The content Thompson worked on was customized to align with the cultural practices and norms of the region with consideration given to the resources available.
Students have internet access on the two Kamuzu University of Health Sciences campuses the ASU group visited — in Blantyre and Lilongwe. However, for some of their clinical rotations, where they get hands-on experience with patients, they travel for weeks at a time to remote villages that do not have internet access.
“The current setup is that they carry library books, most of which are bulky and assigned to one individual, usually a group leader,” said Patrick Mapulanga, senior assistant librarian at Kamuzu University of Health Sciences campus in Lilongwe.
In total, the ASU group spent a little more than a week on the ground in Malawi traveling to Blantyre and Lilongwe for campus visits. During those visits, they met with administrators, faculty, students and librarians.
This was when Thompson was able to bring her work to life facilitating workshops introducing the modules, and the types of content available and describing their usability for each stakeholder.
“Overall, they seemed eager about the concept of evidence-based practice. Currently, the university incorporates research courses in their curriculum, so while they weren’t familiar with this exact process, it was apparent they already implement many stages of the process, just not in this systematic approach that makes it easy to follow or easy to teach,” she said.
Almost immediately, the workshop attendees identified the ripple effect this new resource would have across their communities.
“Incorporating evidence-based practice modules and information into the curriculum can help students become more knowledgeable, skilled and confident health-care providers. This can lead to improved patient outcomes and better quality of care,” Mapulanga said.
Thompson also created a PowerPoint presentation for faculty to download as a lesson plan and teach. That was something the faculty were especially interested in, as it was ready to go and would be easy to incorporate into their research course.
“The evidence-based practice materials and information delivered by Rachel was very important, as it uplifted staff lecturers on how to care for patients qualitatively. This was a super-model of information generation for patient care,” said Noel Mbirimtengerenji, a senior lecturer at the University of Health Sciences campus in Lilongwe.

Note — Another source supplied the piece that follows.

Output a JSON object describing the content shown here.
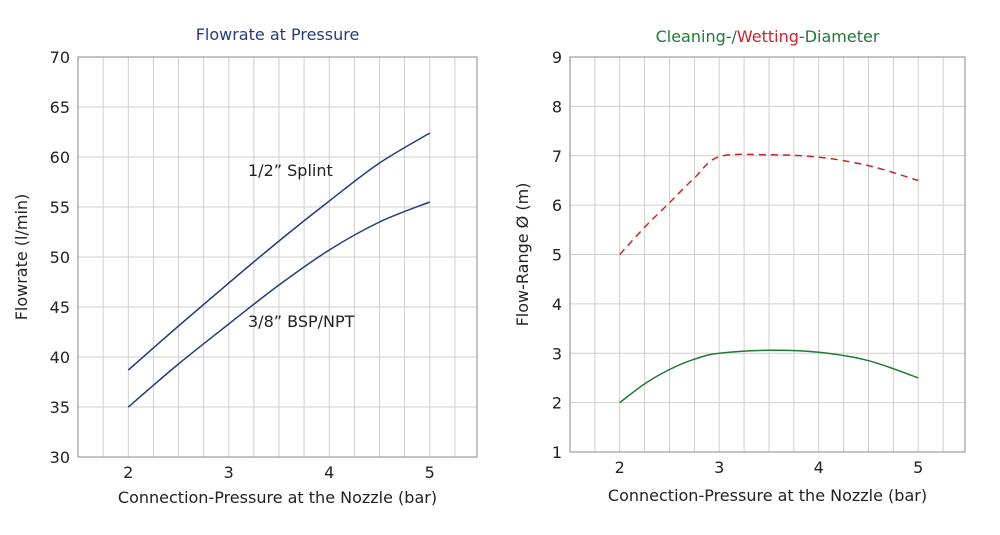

Mbirimtengerenji and Mapulanga both attended the workshops and said they were looking forward to all the different ways in which they could use the SolarSPELL health libraries both on campus and in the field.
ASU Associate Professor Laura Hosman said all three partners agreed on a plan to take this pilot project through the end of 2023, “with activities designed to demonstrate the use, impact and effectiveness of the SolarSPELL health libraries.”
For her part, Thompson is working on publishing a manuscript about her experience and the results she collected. She also plans to follow up with a survey and would like to find a way to make this a legacy DNP project so future students can continue to expand and develop it.
And even though she will graduate this May with an advanced nursing practice (family nurse practitioner), DNP degree, she’s not ready to leave this all behind and plans to continue to work with SolarSPELL as much as she can even after graduation.
"SolarSPELL is an incredible organization, and this experience was life-changing in many ways for me. I am so grateful to have had the opportunity to work alongside the team and travel to witness the impact SolarSPELL is making halfway around the world. I'm truly inspired by the students and faculty at KUHeS and hope to continue to be part of this incredible education initiative."